LayerName (LayerType) nIn,nOut TotalParams ParamsShape

layer0 (DenseLayer) 600,600 360,600 W:{600,600}, b:{1,600}
layer1 (DenseLayer) 600,300 180,300 W:{600,300}, b:{1,300}
layer2 (OutputLayer) 300,2 602 W:{300,2}, b:{1,2}

        Total Parameters:  541,502
    Trainable Parameters:  541,502
       Frozen Parameters:  0

=======================================================================

2020-05-10 14:29:25.293 INFO 8224 — [nio-8200-exec-3] m.v.d.services.NeuralNetworkService :

+++++ Prediction Errors +++++
2020-05-10 14:29:25.293 INFO 8224 — [nio-8200-exec-3] m.v.d.services.NeuralNetworkService :

========================Evaluation Metrics========================

of classes: 2

Accuracy: 0.5000
Precision: 0.0000
Recall: 0.0000
F1 Score: 0.0000
Precision, recall & F1: reported for positive class (class 1 - “1”) only

Warning: 1 class was never predicted by the model and was excluded from average precision
Classes excluded from average precision: [1]

=========================Confusion Matrix=========================
0 1

405 0 | 0 = 0
405 0 | 1 = 1

Confusion matrix format: Actual (rowClass) predicted as (columnClass) N times

I suppose there must be some bug in my network config, but I could use any hint where it could be found. Thank you

There are a few things to note when defining and tuning your network.

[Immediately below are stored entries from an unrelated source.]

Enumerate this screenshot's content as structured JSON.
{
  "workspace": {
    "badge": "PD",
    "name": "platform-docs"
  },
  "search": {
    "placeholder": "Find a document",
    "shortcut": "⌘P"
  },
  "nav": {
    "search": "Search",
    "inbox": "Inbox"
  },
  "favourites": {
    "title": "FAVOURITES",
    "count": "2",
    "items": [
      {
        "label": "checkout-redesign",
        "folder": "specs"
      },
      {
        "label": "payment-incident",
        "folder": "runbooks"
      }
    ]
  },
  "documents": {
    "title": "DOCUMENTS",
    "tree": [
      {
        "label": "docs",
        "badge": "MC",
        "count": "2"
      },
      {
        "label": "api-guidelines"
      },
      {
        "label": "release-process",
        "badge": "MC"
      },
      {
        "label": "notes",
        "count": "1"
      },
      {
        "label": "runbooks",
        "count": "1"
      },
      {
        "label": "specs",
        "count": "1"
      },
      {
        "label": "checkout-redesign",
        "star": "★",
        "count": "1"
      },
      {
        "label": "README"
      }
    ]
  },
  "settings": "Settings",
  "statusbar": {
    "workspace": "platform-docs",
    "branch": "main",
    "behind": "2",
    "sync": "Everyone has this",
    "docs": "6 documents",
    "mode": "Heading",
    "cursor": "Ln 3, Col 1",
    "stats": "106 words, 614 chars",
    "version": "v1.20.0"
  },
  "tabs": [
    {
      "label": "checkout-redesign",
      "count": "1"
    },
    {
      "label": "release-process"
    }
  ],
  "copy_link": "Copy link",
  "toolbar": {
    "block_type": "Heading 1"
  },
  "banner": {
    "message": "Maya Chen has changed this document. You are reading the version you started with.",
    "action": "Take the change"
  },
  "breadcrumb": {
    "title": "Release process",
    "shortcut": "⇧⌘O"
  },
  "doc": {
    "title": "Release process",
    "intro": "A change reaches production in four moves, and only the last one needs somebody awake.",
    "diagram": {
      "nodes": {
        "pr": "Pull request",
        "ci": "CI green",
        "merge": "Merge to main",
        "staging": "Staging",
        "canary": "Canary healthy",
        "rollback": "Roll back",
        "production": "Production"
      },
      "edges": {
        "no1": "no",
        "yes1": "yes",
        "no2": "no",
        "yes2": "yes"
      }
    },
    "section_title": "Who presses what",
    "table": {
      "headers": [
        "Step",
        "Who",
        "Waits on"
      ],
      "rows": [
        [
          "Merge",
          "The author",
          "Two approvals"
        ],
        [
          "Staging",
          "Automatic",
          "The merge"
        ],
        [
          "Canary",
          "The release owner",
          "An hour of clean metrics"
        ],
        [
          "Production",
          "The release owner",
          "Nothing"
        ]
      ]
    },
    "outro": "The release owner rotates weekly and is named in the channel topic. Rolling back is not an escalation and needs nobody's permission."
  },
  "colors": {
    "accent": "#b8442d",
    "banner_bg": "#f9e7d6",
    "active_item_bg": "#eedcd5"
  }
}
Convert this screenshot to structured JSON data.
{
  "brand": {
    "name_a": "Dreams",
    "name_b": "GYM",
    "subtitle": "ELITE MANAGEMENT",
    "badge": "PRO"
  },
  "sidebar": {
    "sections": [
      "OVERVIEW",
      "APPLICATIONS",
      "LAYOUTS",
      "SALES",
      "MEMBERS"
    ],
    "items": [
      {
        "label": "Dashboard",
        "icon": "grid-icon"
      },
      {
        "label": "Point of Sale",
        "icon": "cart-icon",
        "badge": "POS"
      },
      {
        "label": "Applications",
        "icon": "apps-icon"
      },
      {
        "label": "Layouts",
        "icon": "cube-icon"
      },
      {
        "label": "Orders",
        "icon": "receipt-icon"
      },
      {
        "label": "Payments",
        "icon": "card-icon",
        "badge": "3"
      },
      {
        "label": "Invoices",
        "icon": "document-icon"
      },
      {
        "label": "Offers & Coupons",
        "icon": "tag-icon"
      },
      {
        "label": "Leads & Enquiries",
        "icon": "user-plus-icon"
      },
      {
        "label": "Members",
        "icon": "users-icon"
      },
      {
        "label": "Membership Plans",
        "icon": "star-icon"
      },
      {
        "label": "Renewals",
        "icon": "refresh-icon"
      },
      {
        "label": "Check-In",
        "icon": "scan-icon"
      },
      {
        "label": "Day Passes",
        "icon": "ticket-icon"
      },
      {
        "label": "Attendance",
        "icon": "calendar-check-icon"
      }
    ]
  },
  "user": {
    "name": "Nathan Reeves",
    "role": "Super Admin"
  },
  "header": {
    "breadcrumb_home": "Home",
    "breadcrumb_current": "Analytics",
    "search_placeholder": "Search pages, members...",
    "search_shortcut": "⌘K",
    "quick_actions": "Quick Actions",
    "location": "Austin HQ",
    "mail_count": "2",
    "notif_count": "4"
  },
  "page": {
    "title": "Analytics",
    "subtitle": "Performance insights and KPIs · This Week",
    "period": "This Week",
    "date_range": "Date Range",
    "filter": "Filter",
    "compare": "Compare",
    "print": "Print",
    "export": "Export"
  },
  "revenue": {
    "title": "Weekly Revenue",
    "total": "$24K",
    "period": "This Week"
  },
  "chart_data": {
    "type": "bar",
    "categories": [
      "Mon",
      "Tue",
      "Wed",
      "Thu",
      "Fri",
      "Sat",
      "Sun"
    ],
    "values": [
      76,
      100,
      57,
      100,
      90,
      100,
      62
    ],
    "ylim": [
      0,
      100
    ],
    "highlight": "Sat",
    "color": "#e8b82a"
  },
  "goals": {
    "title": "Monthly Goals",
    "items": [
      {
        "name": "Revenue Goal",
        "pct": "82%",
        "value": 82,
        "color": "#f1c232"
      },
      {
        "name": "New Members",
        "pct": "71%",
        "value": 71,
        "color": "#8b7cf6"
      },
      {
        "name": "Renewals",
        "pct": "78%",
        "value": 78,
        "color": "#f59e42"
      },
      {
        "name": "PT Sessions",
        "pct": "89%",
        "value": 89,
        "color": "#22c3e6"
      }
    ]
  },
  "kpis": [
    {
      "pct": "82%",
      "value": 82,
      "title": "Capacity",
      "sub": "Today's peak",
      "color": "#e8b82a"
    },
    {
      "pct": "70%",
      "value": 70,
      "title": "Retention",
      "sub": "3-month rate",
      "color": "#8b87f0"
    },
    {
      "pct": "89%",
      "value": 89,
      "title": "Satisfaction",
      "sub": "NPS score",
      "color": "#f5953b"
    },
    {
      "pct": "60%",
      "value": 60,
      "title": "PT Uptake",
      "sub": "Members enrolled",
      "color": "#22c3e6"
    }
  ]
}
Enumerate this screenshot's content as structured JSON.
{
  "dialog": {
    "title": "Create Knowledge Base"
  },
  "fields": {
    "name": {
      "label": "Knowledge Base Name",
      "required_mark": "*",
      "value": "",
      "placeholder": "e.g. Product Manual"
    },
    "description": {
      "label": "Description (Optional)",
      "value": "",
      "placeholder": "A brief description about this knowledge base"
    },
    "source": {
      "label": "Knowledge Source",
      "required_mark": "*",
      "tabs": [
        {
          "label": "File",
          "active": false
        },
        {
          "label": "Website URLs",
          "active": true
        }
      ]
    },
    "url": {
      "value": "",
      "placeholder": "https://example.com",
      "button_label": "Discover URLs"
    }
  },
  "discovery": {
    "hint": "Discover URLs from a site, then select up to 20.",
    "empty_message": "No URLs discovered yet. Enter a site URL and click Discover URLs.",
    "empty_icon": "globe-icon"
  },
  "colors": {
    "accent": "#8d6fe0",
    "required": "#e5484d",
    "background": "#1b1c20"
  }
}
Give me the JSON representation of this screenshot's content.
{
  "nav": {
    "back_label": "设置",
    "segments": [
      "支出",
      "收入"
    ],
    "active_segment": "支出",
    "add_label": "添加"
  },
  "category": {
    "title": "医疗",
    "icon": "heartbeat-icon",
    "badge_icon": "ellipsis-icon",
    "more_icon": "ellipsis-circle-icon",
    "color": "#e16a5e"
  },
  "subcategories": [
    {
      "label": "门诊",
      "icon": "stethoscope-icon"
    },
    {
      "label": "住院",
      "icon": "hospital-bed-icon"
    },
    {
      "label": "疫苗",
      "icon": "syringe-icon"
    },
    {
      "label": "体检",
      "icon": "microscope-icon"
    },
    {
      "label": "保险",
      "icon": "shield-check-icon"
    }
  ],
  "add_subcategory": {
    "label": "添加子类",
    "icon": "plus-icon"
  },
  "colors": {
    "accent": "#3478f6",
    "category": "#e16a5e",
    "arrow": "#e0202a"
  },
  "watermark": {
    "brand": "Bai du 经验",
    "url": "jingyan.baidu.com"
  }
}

  1. Batch size is a hyper parameter.
    a. If you put all of your data into a single batch, you will have to adjust other hyper parameters as well.
    b. Increasing and reducing the batch size has effects on how often per epoch your network gets updated. You ideally want that each batch is just large enough to be a representative sample of your data.

  2. How does the training loss change over time?
    a. If it is flat, you may need to adjust your learning rate
    b. if it goes down at first, but then starts going up, you are training for too long and should stop it earlier.

  3. Are you entirely sure that you are producing valid input data?